Alan Yuille: Deep Networks and Beyond
Deep Networks are very successful for many visual task but their performance still fall far short of human visual abilities. Humans can learn from a few examples, with very weak supervision, can adapt to unknown factors like occlusion, can generalize from objects we know to objects which we do not. This talk will describe some state of the art work on deep networks but also discuss some of their limitations.

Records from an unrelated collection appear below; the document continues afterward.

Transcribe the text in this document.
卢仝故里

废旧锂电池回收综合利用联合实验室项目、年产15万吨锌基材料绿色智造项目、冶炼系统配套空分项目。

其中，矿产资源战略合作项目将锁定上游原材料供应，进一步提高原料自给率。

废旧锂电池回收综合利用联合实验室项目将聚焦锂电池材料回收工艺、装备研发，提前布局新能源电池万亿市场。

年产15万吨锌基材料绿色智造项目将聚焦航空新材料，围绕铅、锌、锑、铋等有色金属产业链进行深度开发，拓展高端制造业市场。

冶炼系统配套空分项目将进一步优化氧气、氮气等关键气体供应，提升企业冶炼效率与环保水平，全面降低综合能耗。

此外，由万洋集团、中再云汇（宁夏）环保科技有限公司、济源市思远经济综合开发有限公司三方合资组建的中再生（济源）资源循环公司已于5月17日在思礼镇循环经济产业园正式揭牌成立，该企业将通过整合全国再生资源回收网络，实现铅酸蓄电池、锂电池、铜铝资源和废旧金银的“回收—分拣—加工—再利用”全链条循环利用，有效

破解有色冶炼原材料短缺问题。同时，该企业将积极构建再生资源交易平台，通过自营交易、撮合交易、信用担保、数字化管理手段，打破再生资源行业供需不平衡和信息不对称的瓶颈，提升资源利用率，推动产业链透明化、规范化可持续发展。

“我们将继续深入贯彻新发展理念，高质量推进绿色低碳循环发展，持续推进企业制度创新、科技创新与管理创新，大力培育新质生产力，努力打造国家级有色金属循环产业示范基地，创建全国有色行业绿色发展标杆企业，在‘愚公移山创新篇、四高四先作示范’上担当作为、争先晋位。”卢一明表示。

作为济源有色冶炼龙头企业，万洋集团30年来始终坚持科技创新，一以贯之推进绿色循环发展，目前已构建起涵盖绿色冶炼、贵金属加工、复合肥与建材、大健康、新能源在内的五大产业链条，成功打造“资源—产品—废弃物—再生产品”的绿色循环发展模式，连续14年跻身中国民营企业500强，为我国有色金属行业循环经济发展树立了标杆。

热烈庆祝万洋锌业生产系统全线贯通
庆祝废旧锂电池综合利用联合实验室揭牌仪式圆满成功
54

Alan Yuille received his B.A. in mathematics from the University of Cambridge in 1976, and completed his Ph.D. in theoretical physics at Cambridge in 1980. He then held a postdoctoral position with the Physics Department, University of Texas at Austin, and the Institute for Theoretical Physics, Santa Barbara. He then became a research scientists at the Artificial Intelligence Laboratory at MIT (1982-1986) and followed this with a faculty position in the Division of Applied Sciences at Harvard (1986-1995), rising to the position of associate professor. From 1995-2002 he worked as a senior scientist at the Smith-Kettlewell Eye Research Institute in San Francisco. From 2002-2016 he was a full professor in the Department of Statistics at UCLA with joint appointments in Psychology, Computer Science, and Psychiatry. In 2016 he became a Bloomberg Distinguished Professor in Cognitive Science and Computer Science at Johns Hopkins University. He has won a Marr prize, a Helmholtz prize, and is a Fellow of IEEE.